When you file for bankruptcy, collection agencies and creditors will be prohibited from trying to collect debt from you. Randall Saxton of Saxton Law, PLLC told us, “This is called the automatic stay and goes into effect immediately upon filing the bankruptcy case for the duration of the case without the need for a court order.” In most cases, they will no longer be able to call, send letters, file lawsuits, garnish wages, or seize any assets. In cases of a ‘successful’ bankruptcy, the court will discharge certain debts that you will no longer be held accountable for.
Filing for bankruptcy is a scary and confusing decision for most individuals and businesses, it can become even scarier in the rare cases when debts are not discharged, and you are ordered to release nonexempt assets for auction or sale. If done incorrectly or for the wrong reasons, declaring bankruptcy can end up being a very expensive process.
If you’re planning to declare bankruptcy, be prepared for it to have a significant impact on your credit.
Now if you are considering bankruptcy, chances are your credit is already a mess due to the outstanding debt. But, nevertheless, it’s important to know what to expect:
- Bankruptcies can remain on credit for up to 10 years depending on the Chapter.
- Chapters 7 & 11 remain on credit for 10 years, regardless of whether it was discharged or dismissed.
- Chapters 12 & 13 remain on file for 10 years from the date filed but, if discharged, will remain on file for 7 years from the date filed.
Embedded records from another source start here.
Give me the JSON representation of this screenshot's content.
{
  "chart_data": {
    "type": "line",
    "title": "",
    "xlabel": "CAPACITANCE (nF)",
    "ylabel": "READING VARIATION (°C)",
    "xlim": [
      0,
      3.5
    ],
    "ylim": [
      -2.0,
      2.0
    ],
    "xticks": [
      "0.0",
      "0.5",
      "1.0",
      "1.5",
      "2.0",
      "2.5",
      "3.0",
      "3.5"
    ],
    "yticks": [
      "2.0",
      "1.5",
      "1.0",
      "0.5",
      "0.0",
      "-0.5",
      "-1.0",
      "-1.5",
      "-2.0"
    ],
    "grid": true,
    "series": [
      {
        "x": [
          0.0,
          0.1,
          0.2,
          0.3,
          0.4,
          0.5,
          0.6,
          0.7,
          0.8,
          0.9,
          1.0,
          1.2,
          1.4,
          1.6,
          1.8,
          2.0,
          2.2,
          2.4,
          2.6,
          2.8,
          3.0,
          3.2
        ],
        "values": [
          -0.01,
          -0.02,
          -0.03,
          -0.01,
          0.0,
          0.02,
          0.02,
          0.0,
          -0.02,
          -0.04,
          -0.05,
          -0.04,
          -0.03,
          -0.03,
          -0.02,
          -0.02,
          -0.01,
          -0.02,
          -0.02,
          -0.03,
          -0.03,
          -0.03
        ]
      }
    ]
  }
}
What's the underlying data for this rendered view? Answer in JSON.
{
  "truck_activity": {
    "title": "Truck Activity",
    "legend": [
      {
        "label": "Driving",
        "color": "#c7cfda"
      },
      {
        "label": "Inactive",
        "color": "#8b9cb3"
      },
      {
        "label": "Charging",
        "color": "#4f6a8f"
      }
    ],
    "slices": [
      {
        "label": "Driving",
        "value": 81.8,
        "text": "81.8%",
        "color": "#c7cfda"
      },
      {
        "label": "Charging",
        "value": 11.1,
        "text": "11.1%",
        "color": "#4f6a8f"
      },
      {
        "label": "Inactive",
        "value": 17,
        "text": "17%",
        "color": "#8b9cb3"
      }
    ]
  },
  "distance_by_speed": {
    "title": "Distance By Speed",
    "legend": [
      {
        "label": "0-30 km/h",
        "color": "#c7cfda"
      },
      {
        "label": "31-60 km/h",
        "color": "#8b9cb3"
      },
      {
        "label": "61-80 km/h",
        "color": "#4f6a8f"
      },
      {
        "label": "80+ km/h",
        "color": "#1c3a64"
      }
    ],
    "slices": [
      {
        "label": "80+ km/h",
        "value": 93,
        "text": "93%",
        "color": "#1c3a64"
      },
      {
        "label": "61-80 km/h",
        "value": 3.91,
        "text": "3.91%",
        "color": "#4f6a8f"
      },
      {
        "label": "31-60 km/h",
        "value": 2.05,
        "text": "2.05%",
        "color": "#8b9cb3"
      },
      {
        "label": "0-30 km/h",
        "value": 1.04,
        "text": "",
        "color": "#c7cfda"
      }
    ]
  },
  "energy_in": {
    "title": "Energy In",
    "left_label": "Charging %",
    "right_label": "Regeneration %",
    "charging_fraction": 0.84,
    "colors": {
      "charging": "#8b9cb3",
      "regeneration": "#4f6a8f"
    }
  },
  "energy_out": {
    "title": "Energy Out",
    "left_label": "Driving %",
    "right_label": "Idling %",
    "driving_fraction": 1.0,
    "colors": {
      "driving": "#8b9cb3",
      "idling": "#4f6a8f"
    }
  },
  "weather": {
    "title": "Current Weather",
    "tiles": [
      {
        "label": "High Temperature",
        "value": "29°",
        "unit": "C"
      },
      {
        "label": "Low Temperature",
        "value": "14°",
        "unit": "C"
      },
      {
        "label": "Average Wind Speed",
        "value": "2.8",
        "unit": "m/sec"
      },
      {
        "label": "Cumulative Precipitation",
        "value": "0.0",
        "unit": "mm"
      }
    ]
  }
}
- Bankruptcy has the power to drop your score by over two hundred points or as little as 50 points…Why such a difference? Let’s see, if your credit score is in the 700’s and you declare Bankruptcy, be prepared for the score to drop much more than an individual who had a credit score in the 400’s prior to bankruptcy. FICO mortgage credit scores reflect the risk of a borrower, if the borrower is already a very high risk prior to bankruptcy, they do not have much room to drop after declaring. This in turn will impact your access to new credit, loans, leases, and the pricing associated with them. For some in certain finance industries it can impact employment opportunities.
Rebuilding your credit after filing can be a long road but depending on your situation it can be shorter than trying to pay the debt back and avoiding a bankruptcy. For many, with our help, they can have good scores within 3-4 years after the Bankruptcy. Bankruptcy gives many a chance to learn from the past financial mistakes and gain a fresh start.
The impact that bankruptcy can have on your business credit will vary
How bankruptcy hits your credit depends on what type of bankruptcy you go into and the structure of your business. Chapter 11 is commonly used by businesses with many assets since it gives your business a chance to maintain control of assets and still operate while reorganizing and restructuring.
- Bankruptcies are listed on public record and can stay on business credit reports for up to 20 years.
- Due to the unregulated nature of business credit, a bankruptcy will impact all three business credit profiles in a variety of ways.
- A bankruptcy will raise your risk potential of ceasing operations without paying back creditors.
- If your business was able to reorganize and prioritize debt during bankruptcy, you should now be able to handle your bills. All bills should be paid on time; you are now in a place where rebuilding business credit profiles should be a top priority.
- After you file, you should be monitoring all three business credit profiles. (Also, the principal’s personal credit profiles depending on business structure).
If you have a bankruptcy on file for your business you should be consulting with a credit expert, since a bankruptcy can impact businesses in such a wide variety of ways, the only way to know where it is hitting your business credit is by analyzing each report.